By Jennifer Young
Historic treatments of depression have varied, but Eli Lily and Company’s 1972 discovery of Prozac (generic fluoxetine) has proven one of the safest, most effective, and least costly treatments for the too-common mental plague.
The earliest mention of depression dates to Mesopotamia. The ancients believed it was a matter of spiritual illness—a possession by demons–and many civilizations, including Egyptians, Greeks, Romans, and Chinese, believed it to be a spiritual malady. More times than not, it was the priests who were called to deliver relief and not the physicians. Treatments for this all-too-common illness included beating, starvation, bloodletting, stoning, burning, and physical restraint.

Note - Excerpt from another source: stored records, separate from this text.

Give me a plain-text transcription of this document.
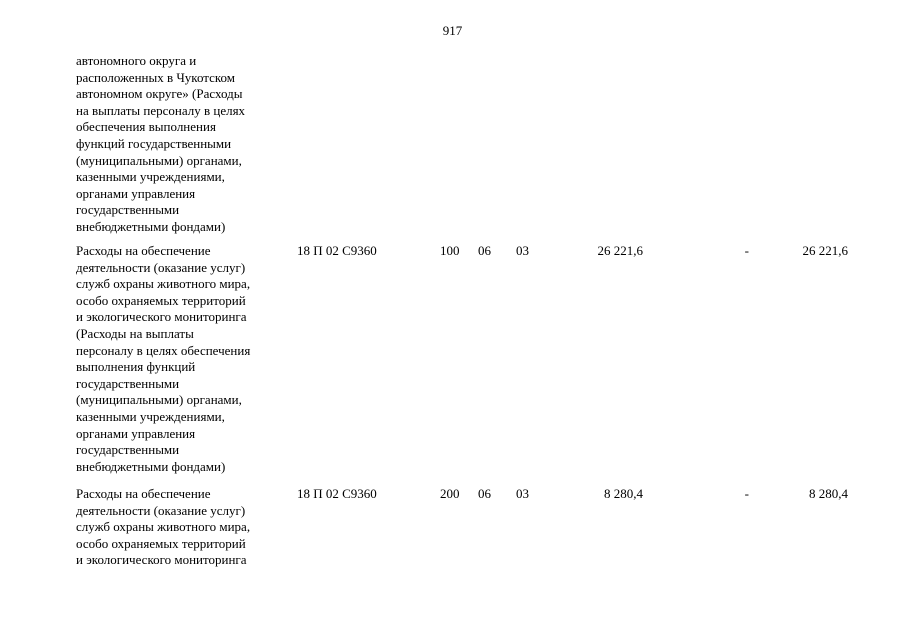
917
автономного округа и
расположенных в Чукотском
автономном округе» (Расходы
на выплаты персоналу в целях
обеспечения выполнения
функций государственными
(муниципальными) органами,
казенными учреждениями,
органами управления
государственными
внебюджетными фондами)
Расходы на обеспечение
деятельности (оказание услуг)
служб охраны животного мира,
особо охраняемых территорий
и экологического мониторинга
(Расходы на выплаты
персоналу в целях обеспечения
выполнения функций
государственными
(муниципальными) органами,
казенными учреждениями,
органами управления
государственными
внебюджетными фондами)
18 П 02 С9360	100 06 03	26 221,6	-	26 221,6
Расходы на обеспечение
деятельности (оказание услуг)
служб охраны животного мира,
особо охраняемых территорий
и экологического мониторинга
18 П 02 С9360	200 06 03	8 280,4	-	8 280,4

A more humane take on this illness didn’t present itself until the 17th century, when Robert Burton published his volume, The Anatomy of Melancholy. It was Burton’s view that patients experiencing melancholic symptoms should adopt a healthy diet, get sufficient sleep, and listen to music. While a handful of the materials used in Roman medicine proved mildly effective (e.g. St. John’s Wort and valerian root), patients who displayed signs of serious depression were locked away in an asylum and subjected to quack remedies like being spun on a stool, insulin treatment, shock treatment, trepanning, and, in the early-to-mid 20th century, lobotomies.